Melbourne-based Darren Forrest and Mount Gambier’s Paul Razum (‘Razz’ to his friends) made it to Bathurst in 2021 (and will again this year) after the original plan to run it in 2020 was thwarted due to the pandemic forcing the race’s cancellation.
Their car is hard to miss. It’s painted in the colours and markings of a World War II Royal Australian Air Force P-40 Kittyhawk fighter operated by 76 Squadron in New Guinea and the islands to north.
The reason? Darren Forrest’s grandfather.
Darren describes himself as ‘a dreamer who always wanted to race at Bathurst in a Holden V8’ to pay homage to his late grandfather, Cliff Elms, who served with 76 Squadron as ground crew during the war.
RAAF squadrons had their own two-letter code at the time, followed by a single letter to identify the individual aircraft. 76 Squadron’s code was SV and Darren has used P as the suffix, for ‘Pop’, his pet name for Cliff, thus SV-P on the car along with the Pacific campaign RAAF roundel with the red dot in the middle deleted. This was done so that friendly gunners wouldn’t see a red circle, think the aircraft was Japanese and try to shoot it down! And yes, it happened.
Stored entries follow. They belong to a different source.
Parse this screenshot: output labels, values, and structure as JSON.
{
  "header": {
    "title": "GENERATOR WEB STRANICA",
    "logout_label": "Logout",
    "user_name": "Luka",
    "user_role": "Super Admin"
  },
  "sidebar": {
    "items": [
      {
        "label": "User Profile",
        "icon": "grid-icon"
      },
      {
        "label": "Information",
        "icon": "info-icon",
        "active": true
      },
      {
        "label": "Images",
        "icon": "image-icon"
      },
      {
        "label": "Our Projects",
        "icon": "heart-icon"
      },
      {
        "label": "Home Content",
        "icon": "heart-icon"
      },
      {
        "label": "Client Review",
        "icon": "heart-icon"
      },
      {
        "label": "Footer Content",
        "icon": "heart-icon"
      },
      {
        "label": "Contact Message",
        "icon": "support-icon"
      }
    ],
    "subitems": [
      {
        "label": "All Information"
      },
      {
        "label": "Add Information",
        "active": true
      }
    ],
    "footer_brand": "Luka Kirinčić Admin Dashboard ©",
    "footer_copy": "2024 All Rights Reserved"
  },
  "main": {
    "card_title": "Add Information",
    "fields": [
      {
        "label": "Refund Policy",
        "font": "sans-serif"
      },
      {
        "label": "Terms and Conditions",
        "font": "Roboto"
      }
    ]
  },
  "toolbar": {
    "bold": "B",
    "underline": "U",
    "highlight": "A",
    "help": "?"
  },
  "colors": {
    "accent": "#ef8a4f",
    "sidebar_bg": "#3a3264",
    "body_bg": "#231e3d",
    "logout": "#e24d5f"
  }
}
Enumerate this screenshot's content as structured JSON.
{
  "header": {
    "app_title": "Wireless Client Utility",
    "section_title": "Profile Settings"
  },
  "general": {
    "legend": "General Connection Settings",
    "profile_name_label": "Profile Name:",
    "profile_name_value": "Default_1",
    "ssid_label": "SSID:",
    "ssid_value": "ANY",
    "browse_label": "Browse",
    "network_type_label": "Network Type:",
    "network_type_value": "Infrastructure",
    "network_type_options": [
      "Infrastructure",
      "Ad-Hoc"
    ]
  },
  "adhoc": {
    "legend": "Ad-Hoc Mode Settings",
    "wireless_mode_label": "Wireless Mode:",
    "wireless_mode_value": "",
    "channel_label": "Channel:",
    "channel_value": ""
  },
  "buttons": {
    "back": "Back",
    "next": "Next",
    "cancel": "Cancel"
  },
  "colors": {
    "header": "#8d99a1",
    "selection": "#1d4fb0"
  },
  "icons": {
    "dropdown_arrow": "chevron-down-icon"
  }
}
The tails of most RAAF fighters in the Pacific were also painted white to further help identification, and this is reflected in the white on the rear of the car.
Darren and Razz co-own and co-drive the VF ClubSport R8 Black Edition (number 114 of 350), and Razz built the car in his Mount Gambier workshop.
Family influences
Darren’s Pop was a humble man who didn’t ask for anything from anybody, remembers Darren.
“He suffered many demons from his war service, which he carried with him until only days before he died when he revealed some of them to me.